Internship puts Ford School student in the right place at the right time
As a second-year MPP student at the Ford School, John Schurrer expected to be knee-deep in data when his summer internship with Santa Barbara, California-based nonprofit Direct Relief International (DRI) began in early May. Less than three weeks later, however, John was examining the rubble left by a devastating 8.0-magnitude earthquake in China, searching for ways Direct Relief could aid in a massive humanitarian effort.
Proficient in Mandarin, John emerged as DRI's earthquake relief effort's ground leader. As a Peace Corps volunteer, student and visitor John had logged more than 21 months living in China, much of that time in Chengdu, capital of Sichuan province and the nearest major city to the earthquake's epicenter.
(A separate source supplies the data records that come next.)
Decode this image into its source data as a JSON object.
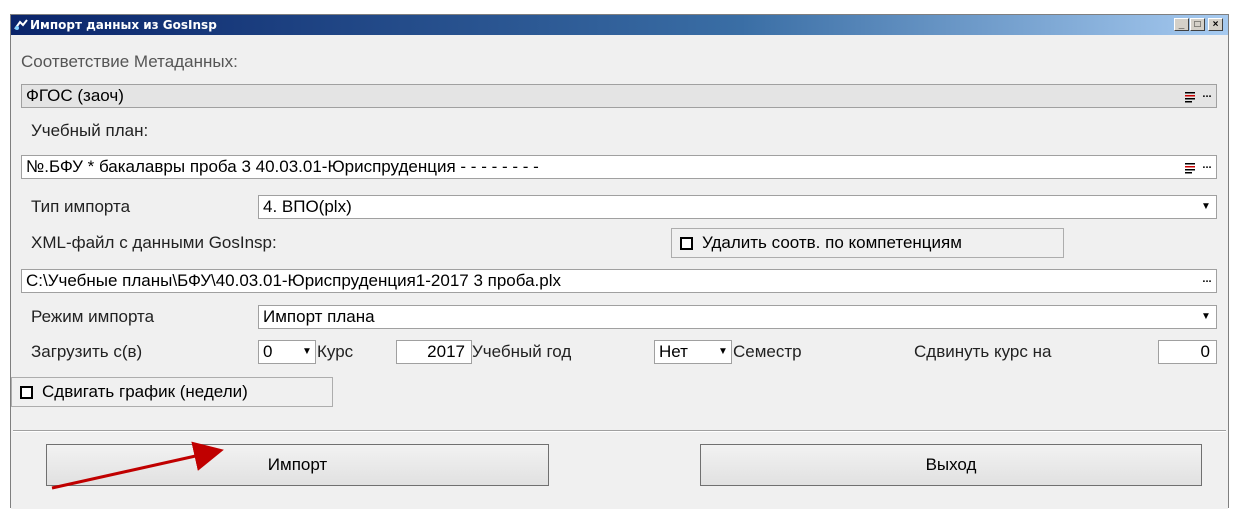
{
  "window": {
    "title": "Импорт данных из GosInsp",
    "buttons": {
      "minimize": "_",
      "maximize": "□",
      "close": "×"
    }
  },
  "form": {
    "metadata_label": "Соответствие Метаданных:",
    "metadata_value": "ФГОС (заоч)",
    "plan_label": "Учебный план:",
    "plan_value": "№.БФУ * бакалавры проба 3 40.03.01-Юриспруденция -  -  -  -  -  -  -  -",
    "import_type_label": "Тип импорта",
    "import_type_value": "4. ВПО(plx)",
    "xml_label": "XML-файл с данными GosInsp:",
    "delete_competence_label": "Удалить соотв. по компетенциям",
    "delete_competence_checked": false,
    "file_path": "C:\\Учебные планы\\БФУ\\40.03.01-Юриспруденция1-2017 3 проба.plx",
    "import_mode_label": "Режим импорта",
    "import_mode_value": "Импорт плана",
    "load_from_label": "Загрузить с(в)",
    "course_value": "0",
    "course_label": "Курс",
    "year_value": "2017",
    "year_label": "Учебный год",
    "semester_value": "Нет",
    "semester_label": "Семестр",
    "shift_course_label": "Сдвинуть курс на",
    "shift_course_value": "0",
    "shift_schedule_label": "Сдвигать график (недели)",
    "shift_schedule_checked": false
  },
  "actions": {
    "import_label": "Импорт",
    "exit_label": "Выход"
  },
  "icons": {
    "dropdown": "chevron-down-icon",
    "ellipsis": "ellipsis-icon",
    "list": "list-icon",
    "arrow_color": "#c00000"
  }
}
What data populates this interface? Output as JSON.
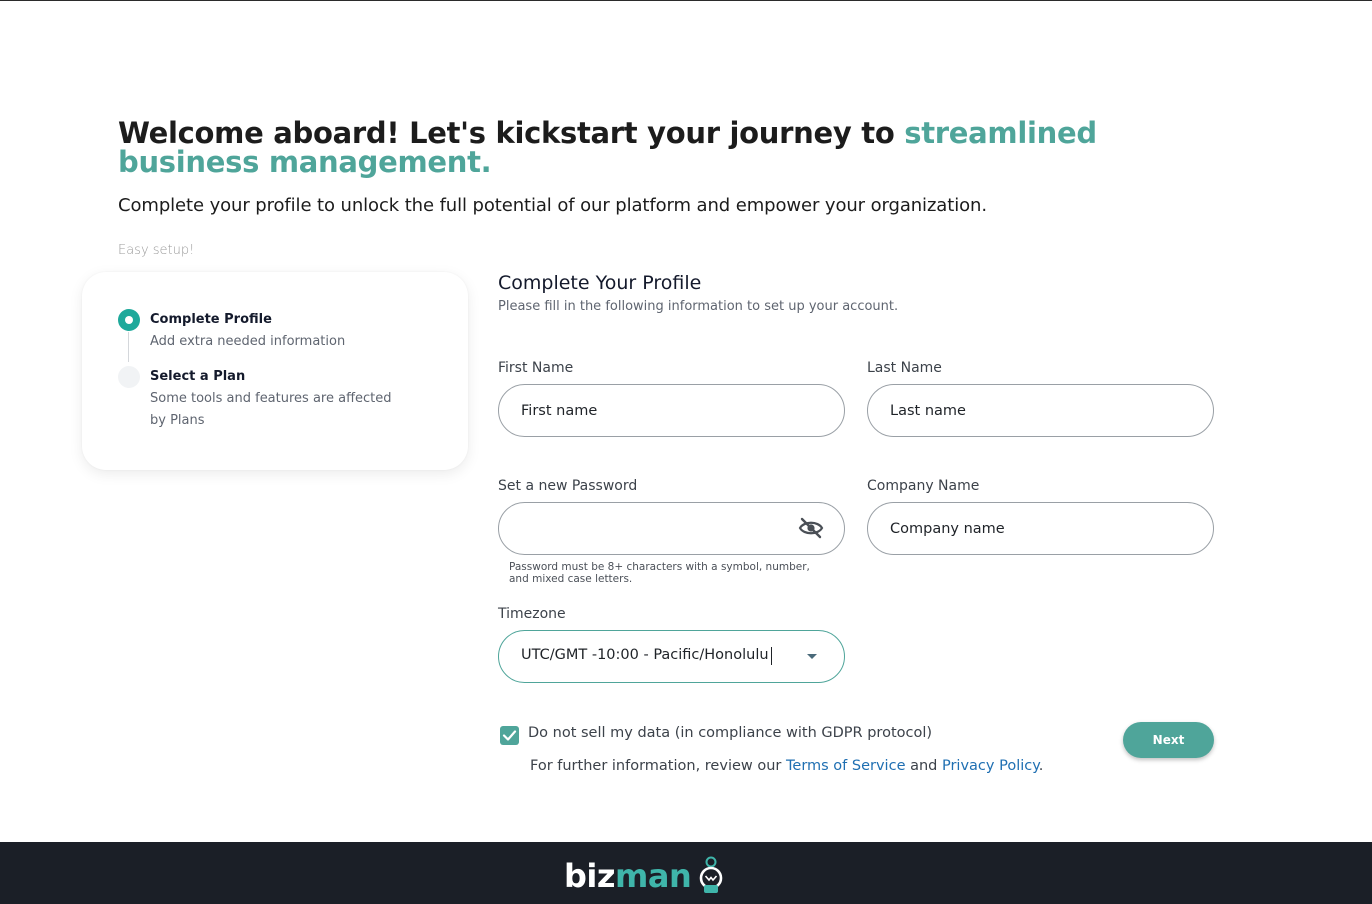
{
  "hero": {
    "title_prefix": "Welcome aboard! Let's kickstart your journey to ",
    "title_accent": "streamlined business management.",
    "subtitle": "Complete your profile to unlock the full potential of our platform and empower your organization."
  },
  "setup": {
    "label": "Easy setup!",
    "steps": [
      {
        "title": "Complete Profile",
        "description": "Add extra needed information",
        "status": "active"
      },
      {
        "title": "Select a Plan",
        "description": "Some tools and features are affected by Plans",
        "status": "inactive"
      }
    ]
  },
  "form": {
    "title": "Complete Your Profile",
    "subtitle": "Please fill in the following information to set up your account.",
    "first_name": {
      "label": "First Name",
      "placeholder": "First name",
      "value": ""
    },
    "last_name": {
      "label": "Last Name",
      "placeholder": "Last name",
      "value": ""
    },
    "password": {
      "label": "Set a new Password",
      "value": "",
      "hint": "Password must be 8+ characters with a symbol, number, and mixed case letters."
    },
    "company": {
      "label": "Company Name",
      "placeholder": "Company name",
      "value": ""
    },
    "timezone": {
      "label": "Timezone",
      "value": "UTC/GMT -10:00 - Pacific/Honolulu"
    },
    "gdpr": {
      "checked": true,
      "label": "Do not sell my data (in compliance with GDPR protocol)",
      "info_prefix": "For further information, review our ",
      "terms_link": "Terms of Service",
      "and": " and ",
      "privacy_link": "Privacy Policy",
      "suffix": "."
    },
    "next_label": "Next"
  },
  "footer": {
    "logo_biz": "biz",
    "logo_man": "man"
  },
  "colors": {
    "accent": "#4fa59a",
    "step_active": "#1ea99b",
    "link": "#1f6fb2",
    "footer_bg": "#1b1f27"
  },
  "icons": [
    "eye-off-icon",
    "checkmark-icon",
    "chevron-down-icon",
    "logo-robot-icon"
  ]
}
Working with Direct Relief Emergency Response Coordinator Brett Williams, John reestablished contact with a network of acquaintances from his Peace Corps time in the region to identify how best to match Direct Relief's resources with the international relief effort.
"DRI has little presence in China because of how they operate," Schurrer said. "DRI focuses on sending supplies and equipment to organizations that already are in country. Really, DRI had no relationships in China at the time, so that framework wasn't there. Still, as a humanitarian relief organization, DRI wanted to respond but they just didn't have the infrastructure in place."
Most donations were directed to the Chinese Red Cross, but Direct Relief turned to an unexpected resource—a summer intern in the person of John—to lead a fact-finding effort on the ground in Sichuan province.
Andrew Schroeder, Director of Research Analysis at Direct Relief, explained John was selected for the very competitive internship for reasons other than his foreign language skills.
"We understood that John has terrific quantitative skills and that was what we wanted," Andrew, also a Ford School MPP graduate ('08), explained. "We thought his ability to communicate in Chinese was impressive (during the interview process) but not necessary for this internship."
As the organization considered its response to the China earthquake, however, John's language skills and contacts in Chengdu became central to Direct Relief's short-term response plan.
"It was unusual," said Andrew. "It was sort of right person, right place, right time."
On the ground in China, John and Brett Williams sought opportunities to match Direct Relief's resources with specific needs of the recovery effort.
"Ultimately, we found that there was a need for long-term rehabilitation, particularly for women and children," John explained. "DRI has experience providing support for rehabilitation services, especially after the 2005 Pakistan earthquake, so it emerged as a great opportunity for DRI to help in this way."
Now back in Ann Arbor, John recently completed his final semester of coursework at the Gerald R. Ford School of Public Policy, graduating in December with a Master of Chinese Studies and an MPP.
Unexpected as it was, John's story demonstrates how Ford School students can have an immediate impact on organizations during summer internships. Looking back at his experience with Direct Relief this summer, John said his role with Direct Relief and his impact within the organization surpassed his expectations. He continues to work with Direct Relief, facilitating communications with contacts in Chengdu.
Despite his interest and experiences in the country, John didn't intend to seek an internship in China because the Beijing Olympics promised to create a hectic environment. The opportunity at Direct Relief appealed to John's interest in using data to guide resource distribution and programmatic decision-making.
"I knew it wouldn't be China-related when I accepted the internship," he explained. "They wanted someone who could use data to show them how to improve the allocation of medical supplies. It's rare for NGOs to look at data in that way, so it was an interesting project to me. (But) the day I started at DRI, the cyclone hit in Myanmar. One week later (May 12, 2008), the earthquake hit in China."
In a way, the turn of events was nothing new for John. After completing an undergraduate degree in Chinese Studies at Ohio State University in 1999, world events kept John close to China and the Chinese people.
China-related jobs were hard to find, John explained, so he found work in Washington, D.C. A few years later, he joined the Peace Corps, hoping to work in Asia.
"I was originally placed in Bangladesh, but just after we arrived, Sept. 11 (attacks on the New York and Washington D.C.) happened and the Peace Corps suspended its operations in Bangladesh. When that happened, I suggested to the Peace Corps that they send me to China, and they did. I spent one year there, then SARS (Severe Acute Respiratory Syndrome) forced the Peace Corps program in China into suspension. I went to Tanzania to finish my Peace Corps commitment. In Tanzania, I actually worked next to a hospital that was staffed by doctors from China, so it was really great that we could communicate with each other in Chinese. The doctors weren't able to speak Swahili but I could, so they appreciated that there was this white guy who could speak Chinese and Swahili. It was a great experience because I got to be around these doctors and the Chinese culture on a tropical island in Africa."
Somehow, China found John again this past summer.